Elgar replaced Faraday, Darwin replaced Dickens, Fry replaced Stephenson, Smith replaced Elgar, and now Boulton and Watt are set to replace Houblon (Who-blon?):

The Bank of England has announced that engineer James Watt and his business partner Matthew Boulton are to replace the first Governor of the Bank of England, Sir John Houblon, on the £50 note.
This is a very welcome development, even though James Watt was a Scot. No offence to any Scots who might happen to be reading, but you do have your own bank notes, and we are supposed to be talking about the Bank of England here.
Sir John Houblon never deserved his place on the £50 note.
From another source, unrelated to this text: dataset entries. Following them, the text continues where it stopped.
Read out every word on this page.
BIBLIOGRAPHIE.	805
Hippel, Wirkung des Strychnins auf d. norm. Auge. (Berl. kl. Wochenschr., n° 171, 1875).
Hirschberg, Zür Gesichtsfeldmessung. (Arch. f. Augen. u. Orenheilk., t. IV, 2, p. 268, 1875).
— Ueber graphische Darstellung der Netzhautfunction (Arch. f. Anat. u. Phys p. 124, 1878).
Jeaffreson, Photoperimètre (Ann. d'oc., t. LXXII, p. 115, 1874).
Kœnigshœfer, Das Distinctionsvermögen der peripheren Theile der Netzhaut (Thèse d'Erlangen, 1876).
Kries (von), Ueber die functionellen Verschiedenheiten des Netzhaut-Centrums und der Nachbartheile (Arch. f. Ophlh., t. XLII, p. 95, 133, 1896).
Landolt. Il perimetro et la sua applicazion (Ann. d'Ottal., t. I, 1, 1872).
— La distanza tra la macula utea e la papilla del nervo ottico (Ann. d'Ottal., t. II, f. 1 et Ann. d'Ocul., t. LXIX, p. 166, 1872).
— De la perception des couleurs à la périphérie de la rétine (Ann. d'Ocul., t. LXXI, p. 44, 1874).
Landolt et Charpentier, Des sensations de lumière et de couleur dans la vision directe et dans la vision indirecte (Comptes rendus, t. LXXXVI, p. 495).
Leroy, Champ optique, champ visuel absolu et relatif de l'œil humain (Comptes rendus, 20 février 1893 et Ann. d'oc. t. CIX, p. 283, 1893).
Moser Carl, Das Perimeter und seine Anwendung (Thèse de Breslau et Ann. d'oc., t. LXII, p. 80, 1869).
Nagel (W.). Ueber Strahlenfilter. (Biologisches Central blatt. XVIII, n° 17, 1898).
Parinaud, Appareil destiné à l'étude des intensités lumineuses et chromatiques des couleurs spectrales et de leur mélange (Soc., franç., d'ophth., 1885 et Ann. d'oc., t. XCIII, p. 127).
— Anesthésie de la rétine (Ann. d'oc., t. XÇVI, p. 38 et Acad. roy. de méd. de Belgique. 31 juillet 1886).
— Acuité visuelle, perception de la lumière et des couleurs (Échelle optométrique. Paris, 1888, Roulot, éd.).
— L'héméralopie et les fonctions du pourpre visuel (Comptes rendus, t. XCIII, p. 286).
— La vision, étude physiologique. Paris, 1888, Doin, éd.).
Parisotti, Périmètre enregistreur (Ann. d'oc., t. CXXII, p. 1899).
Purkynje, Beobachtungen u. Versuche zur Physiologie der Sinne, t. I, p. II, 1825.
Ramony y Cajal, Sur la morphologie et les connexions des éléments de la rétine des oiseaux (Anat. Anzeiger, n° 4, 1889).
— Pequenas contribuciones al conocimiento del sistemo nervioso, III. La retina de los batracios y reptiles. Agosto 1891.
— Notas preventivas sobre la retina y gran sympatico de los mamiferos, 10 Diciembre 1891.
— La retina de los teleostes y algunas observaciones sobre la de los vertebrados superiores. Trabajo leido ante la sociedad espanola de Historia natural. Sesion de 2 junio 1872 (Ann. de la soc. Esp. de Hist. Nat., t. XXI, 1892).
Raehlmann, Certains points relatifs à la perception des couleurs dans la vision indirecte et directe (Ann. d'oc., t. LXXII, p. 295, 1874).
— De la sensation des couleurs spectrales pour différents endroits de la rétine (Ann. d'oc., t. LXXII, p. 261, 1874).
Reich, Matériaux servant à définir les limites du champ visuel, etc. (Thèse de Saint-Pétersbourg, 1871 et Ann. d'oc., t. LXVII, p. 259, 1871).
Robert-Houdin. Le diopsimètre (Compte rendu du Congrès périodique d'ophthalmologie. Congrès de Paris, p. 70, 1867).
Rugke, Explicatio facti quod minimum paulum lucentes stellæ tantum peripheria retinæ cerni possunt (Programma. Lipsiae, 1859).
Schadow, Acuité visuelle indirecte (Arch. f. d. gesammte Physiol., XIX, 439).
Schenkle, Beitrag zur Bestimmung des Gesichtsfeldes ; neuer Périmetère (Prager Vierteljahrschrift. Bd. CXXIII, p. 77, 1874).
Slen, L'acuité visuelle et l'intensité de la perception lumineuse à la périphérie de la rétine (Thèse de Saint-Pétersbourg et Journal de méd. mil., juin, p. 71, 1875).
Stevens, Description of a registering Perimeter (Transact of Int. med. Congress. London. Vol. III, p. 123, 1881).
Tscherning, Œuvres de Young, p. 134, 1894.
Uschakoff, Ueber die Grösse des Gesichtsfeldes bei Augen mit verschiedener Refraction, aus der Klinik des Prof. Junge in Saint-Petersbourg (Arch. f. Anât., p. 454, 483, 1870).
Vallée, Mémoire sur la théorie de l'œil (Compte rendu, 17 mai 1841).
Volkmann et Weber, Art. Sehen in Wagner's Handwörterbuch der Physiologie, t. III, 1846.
His appearance on the note was a classic example of British establishment cronyism at its worst. Clearly, the Bank of England wanted one of its own on one of its own bank notes. Jobs for the lads, and all that.
Not that Sir John Houblon was the first money-man to appear on a Bank of England note: Sir Isaac Newton beat him to that honour by several years by appearing on the back of the long-defunct £1 note. Sir Isaac clearly deserved his place on a bank note for his magnificent scientific achievements, but I more than half suspect that the Bank of England chose him for his work as Warden of the Royal Mint. Jobs for the lads again, you see. And then, to add insult to injury, they went and chose Adam Smith to appear on the latest incarnation of the £20 note—yet another money-man (and yet another Scot, I might add)!
Although I applaud the choice of Boulton and Watt for the latest bank note, it does cause me a degree of sadness. It seems very likely that the next bank note to be replaced will be our beloved Darwin tenner. Not in Darwin’s bicentenary year, surely, but some time fairly soon.
I wonder which Scots money-man they will choose to replace him.